Il racconto si dipana, un colpo di scena dopo l’altro, intervallato da memorabili digressioni. Quando ho affrontato la prima, quella sulla battaglia di Waterloo, ho scorso un attimo le pagine in avanti e contato: 50. Ho pensato: nooooo, non mi passa mai più, e mentre io leggo di Napoleone che sta succedendo a Jean Valjean? Invece, fiato sospeso anche in queste sospensioni dell’intreccio. La descrizione della battaglia è intensa e viva, sembra di vedere scintillare sotto gli occhi le armature dei dragoni e di sentire il nitrito dei cavalli. Le pagine dedicate alle fogne di Parigi, dove gli escrementi gocciolanti dalla vita che si consuma in superficie trascinano insieme carogne e cappelli cardinalizi, corde d’impiccati e lustrini, il torsolo di mela insieme al lenzuolo funebre di Marat, sono una riflessione sul trascorrere del tempo, sulla dissoluzione fisica, sul valore delle cose come testimonianza che ho trovato, io che di mestiere faccio l’archeologo, illuminante. La descrizione delle due barricate del 1848, l’una mostruoso prodigio irto del potere sordo del caos, l’altra liscia e fredda di determinazione e precisione matematica, rappresenta le molte facce che può assumere l’opposizione dell’uomo al destino. Già, perché il destino pedina dappresso ciascuno dei personaggi, i docili come i temerari, li incalza, li perseguita, li conduce là dove devono andare… C’è una sola forza, luminosa, che si oppone al destino: l’avvenire. Quell’avvenire che i giovani rivoluzionari sognano sulla barricata, quando non ci saranno più re, non ci saranno più vinti, ma diritti e pane per tutti: il destino di Marius e Cosette abbraccia l’avvenire in nome di tutti coloro che hanno dovuto soccombere.

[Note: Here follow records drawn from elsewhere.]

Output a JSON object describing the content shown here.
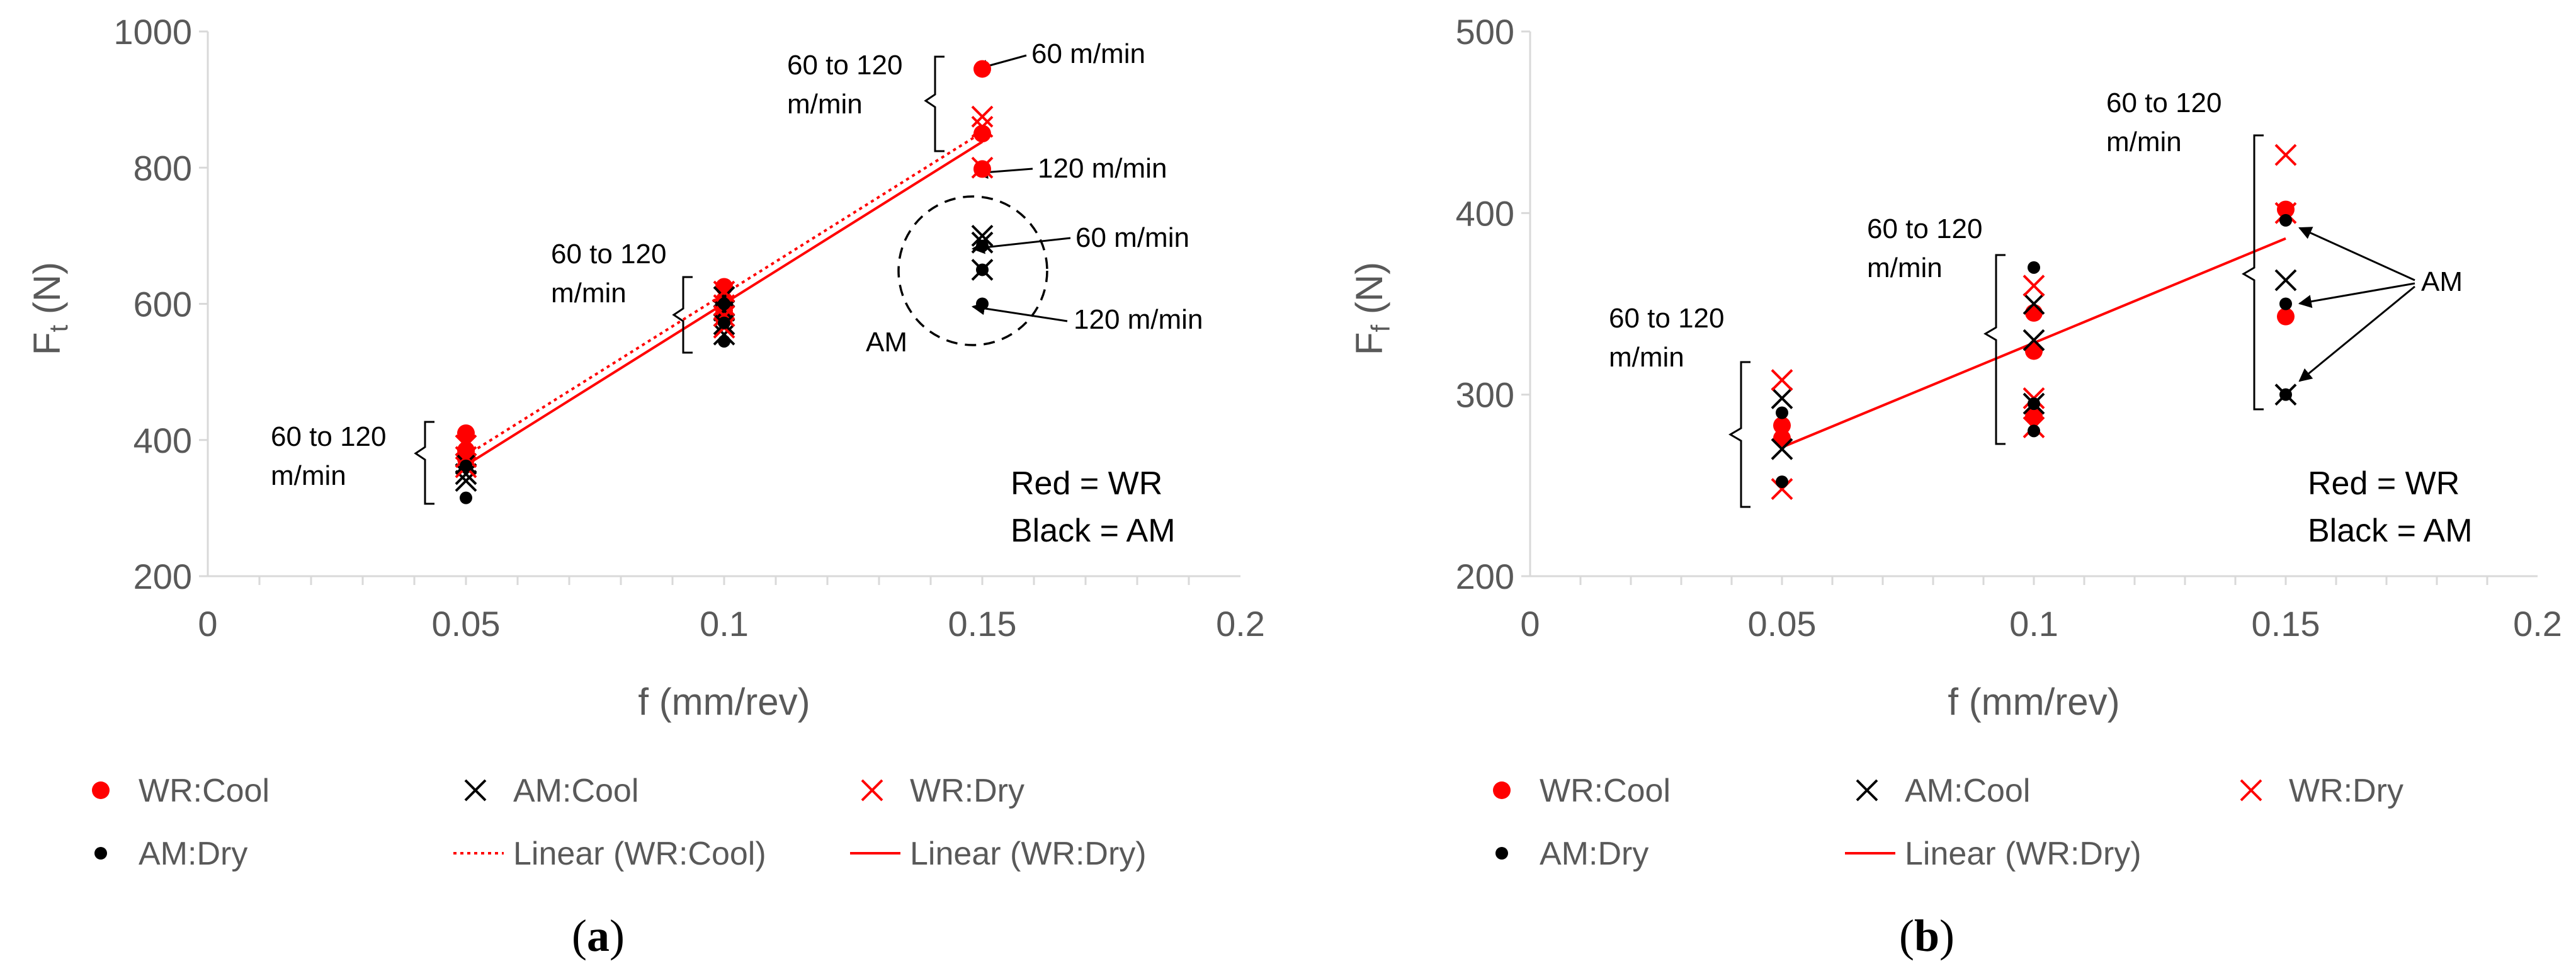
{
  "colors": {
    "wr": "#ff0000",
    "am": "#000000",
    "axis": "#d9d9d9",
    "text": "#595959"
  },
  "chart_data": [
    {
      "id": "a",
      "type": "scatter",
      "caption": {
        "open": "(",
        "letter": "a",
        "close": ")"
      },
      "xlabel": "f (mm/rev)",
      "ylabel": {
        "main": "F",
        "sub": "t",
        "unit": " (N)"
      },
      "xlim": [
        0,
        0.2
      ],
      "ylim": [
        200,
        1000
      ],
      "xticks": [
        0,
        0.05,
        0.1,
        0.15,
        0.2
      ],
      "xtick_labels": [
        "0",
        "0.05",
        "0.1",
        "0.15",
        "0.2"
      ],
      "yticks": [
        200,
        400,
        600,
        800,
        1000
      ],
      "ytick_labels": [
        "200",
        "400",
        "600",
        "800",
        "1000"
      ],
      "series": [
        {
          "name": "WR:Cool",
          "marker": "dot",
          "color": "#ff0000",
          "points": [
            [
              0.05,
              410
            ],
            [
              0.05,
              385
            ],
            [
              0.05,
              372
            ],
            [
              0.1,
              625
            ],
            [
              0.1,
              605
            ],
            [
              0.1,
              590
            ],
            [
              0.1,
              578
            ],
            [
              0.15,
              945
            ],
            [
              0.15,
              850
            ],
            [
              0.15,
              798
            ]
          ]
        },
        {
          "name": "AM:Cool",
          "marker": "x",
          "color": "#000000",
          "points": [
            [
              0.05,
              365
            ],
            [
              0.05,
              350
            ],
            [
              0.05,
              340
            ],
            [
              0.1,
              610
            ],
            [
              0.1,
              590
            ],
            [
              0.1,
              570
            ],
            [
              0.1,
              555
            ],
            [
              0.15,
              700
            ],
            [
              0.15,
              690
            ],
            [
              0.15,
              650
            ]
          ]
        },
        {
          "name": "WR:Dry",
          "marker": "x",
          "color": "#ff0000",
          "points": [
            [
              0.05,
              392
            ],
            [
              0.05,
              375
            ],
            [
              0.05,
              360
            ],
            [
              0.1,
              618
            ],
            [
              0.1,
              598
            ],
            [
              0.1,
              582
            ],
            [
              0.1,
              565
            ],
            [
              0.15,
              875
            ],
            [
              0.15,
              860
            ],
            [
              0.15,
              800
            ]
          ]
        },
        {
          "name": "AM:Dry",
          "marker": "smalldot",
          "color": "#000000",
          "points": [
            [
              0.05,
              362
            ],
            [
              0.05,
              315
            ],
            [
              0.1,
              600
            ],
            [
              0.1,
              572
            ],
            [
              0.1,
              545
            ],
            [
              0.15,
              685
            ],
            [
              0.15,
              650
            ],
            [
              0.15,
              600
            ]
          ]
        }
      ],
      "trendlines": [
        {
          "name": "Linear (WR:Cool)",
          "style": "dotted",
          "color": "#ff0000",
          "from": [
            0.05,
            377
          ],
          "to": [
            0.15,
            852
          ]
        },
        {
          "name": "Linear (WR:Dry)",
          "style": "solid",
          "color": "#ff0000",
          "from": [
            0.05,
            363
          ],
          "to": [
            0.15,
            838
          ]
        }
      ],
      "annotations": {
        "range_label_lines": [
          "60 to 120",
          "m/min"
        ],
        "speed_60": "60 m/min",
        "speed_120": "120 m/min",
        "am_label": "AM",
        "note_red": "Red = WR",
        "note_black": "Black = AM"
      },
      "legend": [
        {
          "label": "WR:Cool",
          "marker": "dot",
          "color": "#ff0000"
        },
        {
          "label": "AM:Cool",
          "marker": "x",
          "color": "#000000"
        },
        {
          "label": "WR:Dry",
          "marker": "x",
          "color": "#ff0000"
        },
        {
          "label": "AM:Dry",
          "marker": "smalldot",
          "color": "#000000"
        },
        {
          "label": "Linear (WR:Cool)",
          "marker": "dottedline",
          "color": "#ff0000"
        },
        {
          "label": "Linear (WR:Dry)",
          "marker": "line",
          "color": "#ff0000"
        }
      ]
    },
    {
      "id": "b",
      "type": "scatter",
      "caption": {
        "open": "(",
        "letter": "b",
        "close": ")"
      },
      "xlabel": "f (mm/rev)",
      "ylabel": {
        "main": "F",
        "sub": "f",
        "unit": " (N)"
      },
      "xlim": [
        0,
        0.2
      ],
      "ylim": [
        200,
        500
      ],
      "xticks": [
        0,
        0.05,
        0.1,
        0.15,
        0.2
      ],
      "xtick_labels": [
        "0",
        "0.05",
        "0.1",
        "0.15",
        "0.2"
      ],
      "yticks": [
        200,
        300,
        400,
        500
      ],
      "ytick_labels": [
        "200",
        "300",
        "400",
        "500"
      ],
      "series": [
        {
          "name": "WR:Cool",
          "marker": "dot",
          "color": "#ff0000",
          "points": [
            [
              0.05,
              283
            ],
            [
              0.05,
              276
            ],
            [
              0.1,
              345
            ],
            [
              0.1,
              324
            ],
            [
              0.1,
              288
            ],
            [
              0.15,
              402
            ],
            [
              0.15,
              343
            ]
          ]
        },
        {
          "name": "AM:Cool",
          "marker": "x",
          "color": "#000000",
          "points": [
            [
              0.05,
              298
            ],
            [
              0.05,
              270
            ],
            [
              0.1,
              350
            ],
            [
              0.1,
              330
            ],
            [
              0.1,
              295
            ],
            [
              0.15,
              363
            ],
            [
              0.15,
              300
            ]
          ]
        },
        {
          "name": "WR:Dry",
          "marker": "x",
          "color": "#ff0000",
          "points": [
            [
              0.05,
              308
            ],
            [
              0.05,
              248
            ],
            [
              0.1,
              360
            ],
            [
              0.1,
              298
            ],
            [
              0.1,
              282
            ],
            [
              0.15,
              432
            ],
            [
              0.15,
              400
            ]
          ]
        },
        {
          "name": "AM:Dry",
          "marker": "smalldot",
          "color": "#000000",
          "points": [
            [
              0.05,
              290
            ],
            [
              0.05,
              252
            ],
            [
              0.1,
              370
            ],
            [
              0.1,
              295
            ],
            [
              0.1,
              280
            ],
            [
              0.15,
              396
            ],
            [
              0.15,
              350
            ],
            [
              0.15,
              300
            ]
          ]
        }
      ],
      "trendlines": [
        {
          "name": "Linear (WR:Dry)",
          "style": "solid",
          "color": "#ff0000",
          "from": [
            0.05,
            271
          ],
          "to": [
            0.15,
            386
          ]
        }
      ],
      "annotations": {
        "range_label_lines": [
          "60 to 120",
          "m/min"
        ],
        "am_label": "AM",
        "note_red": "Red = WR",
        "note_black": "Black = AM"
      },
      "legend": [
        {
          "label": "WR:Cool",
          "marker": "dot",
          "color": "#ff0000"
        },
        {
          "label": "AM:Cool",
          "marker": "x",
          "color": "#000000"
        },
        {
          "label": "WR:Dry",
          "marker": "x",
          "color": "#ff0000"
        },
        {
          "label": "AM:Dry",
          "marker": "smalldot",
          "color": "#000000"
        },
        {
          "label": "Linear (WR:Dry)",
          "marker": "line",
          "color": "#ff0000"
        }
      ]
    }
  ]
}
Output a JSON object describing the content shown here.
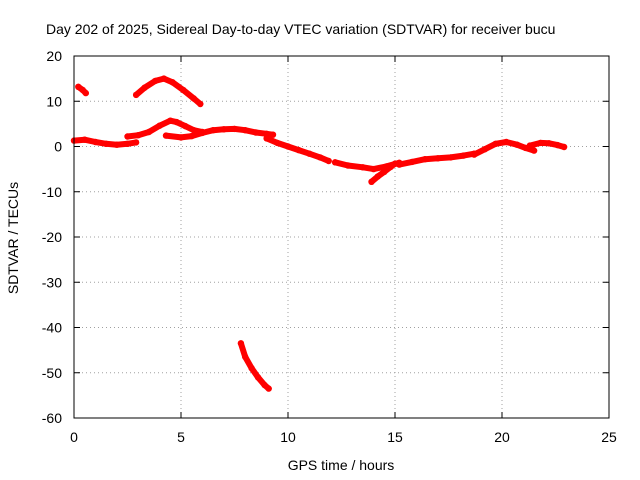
{
  "chart_data": {
    "type": "scatter",
    "title": "Day 202 of 2025, Sidereal Day-to-day VTEC variation (SDTVAR) for receiver bucu",
    "xlabel": "GPS time / hours",
    "ylabel": "SDTVAR / TECUs",
    "xlim": [
      0,
      25
    ],
    "ylim": [
      -60,
      20
    ],
    "xticks": [
      0,
      5,
      10,
      15,
      20,
      25
    ],
    "yticks": [
      -60,
      -50,
      -40,
      -30,
      -20,
      -10,
      0,
      10,
      20
    ],
    "grid": true,
    "series_color": "#ff0000",
    "series": [
      {
        "name": "arc-early-high",
        "points": [
          [
            0.2,
            13.2
          ],
          [
            0.4,
            12.5
          ],
          [
            0.55,
            11.8
          ]
        ]
      },
      {
        "name": "arc-hump",
        "points": [
          [
            2.9,
            11.4
          ],
          [
            3.3,
            13.0
          ],
          [
            3.8,
            14.5
          ],
          [
            4.2,
            15.0
          ],
          [
            4.6,
            14.2
          ],
          [
            5.1,
            12.5
          ],
          [
            5.6,
            10.6
          ],
          [
            5.9,
            9.4
          ]
        ]
      },
      {
        "name": "arc-baseline-left",
        "points": [
          [
            0.0,
            1.3
          ],
          [
            0.5,
            1.5
          ],
          [
            1.0,
            1.0
          ],
          [
            1.5,
            0.6
          ],
          [
            2.0,
            0.4
          ],
          [
            2.5,
            0.6
          ],
          [
            2.9,
            0.9
          ]
        ]
      },
      {
        "name": "arc-rise-mid",
        "points": [
          [
            2.5,
            2.2
          ],
          [
            3.0,
            2.5
          ],
          [
            3.5,
            3.2
          ],
          [
            4.0,
            4.6
          ],
          [
            4.5,
            5.7
          ],
          [
            4.8,
            5.4
          ],
          [
            5.2,
            4.5
          ],
          [
            5.6,
            3.6
          ],
          [
            6.0,
            3.2
          ]
        ]
      },
      {
        "name": "arc-mid-block",
        "points": [
          [
            4.3,
            2.4
          ],
          [
            5.0,
            2.0
          ],
          [
            5.5,
            2.3
          ],
          [
            6.0,
            3.0
          ],
          [
            6.5,
            3.6
          ],
          [
            7.0,
            3.8
          ],
          [
            7.5,
            3.9
          ],
          [
            8.0,
            3.6
          ],
          [
            8.5,
            3.1
          ],
          [
            9.0,
            2.8
          ],
          [
            9.3,
            2.6
          ]
        ]
      },
      {
        "name": "arc-decline",
        "points": [
          [
            9.0,
            1.8
          ],
          [
            9.5,
            0.8
          ],
          [
            10.0,
            0.0
          ],
          [
            10.5,
            -0.8
          ],
          [
            11.0,
            -1.6
          ],
          [
            11.5,
            -2.4
          ],
          [
            11.9,
            -3.2
          ]
        ]
      },
      {
        "name": "arc-trough",
        "points": [
          [
            12.2,
            -3.5
          ],
          [
            12.8,
            -4.2
          ],
          [
            13.5,
            -4.6
          ],
          [
            14.0,
            -5.0
          ],
          [
            14.6,
            -4.4
          ],
          [
            15.2,
            -3.6
          ]
        ]
      },
      {
        "name": "arc-dip-spike",
        "points": [
          [
            13.9,
            -7.8
          ],
          [
            14.2,
            -6.6
          ],
          [
            14.5,
            -5.6
          ],
          [
            14.8,
            -4.5
          ],
          [
            15.0,
            -3.8
          ]
        ]
      },
      {
        "name": "arc-recovery",
        "points": [
          [
            15.2,
            -4.0
          ],
          [
            15.8,
            -3.4
          ],
          [
            16.4,
            -2.8
          ],
          [
            17.0,
            -2.6
          ],
          [
            17.6,
            -2.4
          ],
          [
            18.2,
            -2.0
          ],
          [
            18.7,
            -1.6
          ]
        ]
      },
      {
        "name": "arc-right",
        "points": [
          [
            18.7,
            -1.8
          ],
          [
            19.2,
            -0.6
          ],
          [
            19.7,
            0.6
          ],
          [
            20.2,
            1.0
          ],
          [
            20.7,
            0.4
          ],
          [
            21.1,
            -0.3
          ],
          [
            21.5,
            -0.9
          ]
        ]
      },
      {
        "name": "arc-right-end",
        "points": [
          [
            21.3,
            0.2
          ],
          [
            21.8,
            0.8
          ],
          [
            22.2,
            0.7
          ],
          [
            22.6,
            0.3
          ],
          [
            22.9,
            -0.1
          ]
        ]
      },
      {
        "name": "arc-deep-negative",
        "points": [
          [
            7.8,
            -43.5
          ],
          [
            8.0,
            -46.5
          ],
          [
            8.3,
            -49.0
          ],
          [
            8.6,
            -51.0
          ],
          [
            8.9,
            -52.7
          ],
          [
            9.1,
            -53.5
          ]
        ]
      }
    ]
  }
}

“Fratelli, colui che muore qui, muore nell’irradiamento dell’avvenire, e noi entriamo in una tomba tutta soffusa di aurora”. Enjolras, più che tacere, si interruppe. Le sue labbra continuavano a muoversi silenziosamente come se continuasse a parlare a se stesso, il che fece sì che tutti, tesi nell’ascoltarlo ancora, lo fissarono. Non vi furono applausi, ma un sussurro serpeggiò a lungo tra gli astanti. Poiché la parola è un soffio, i fremiti dell’intelligenza assomigliano ad uno stormire di foglie.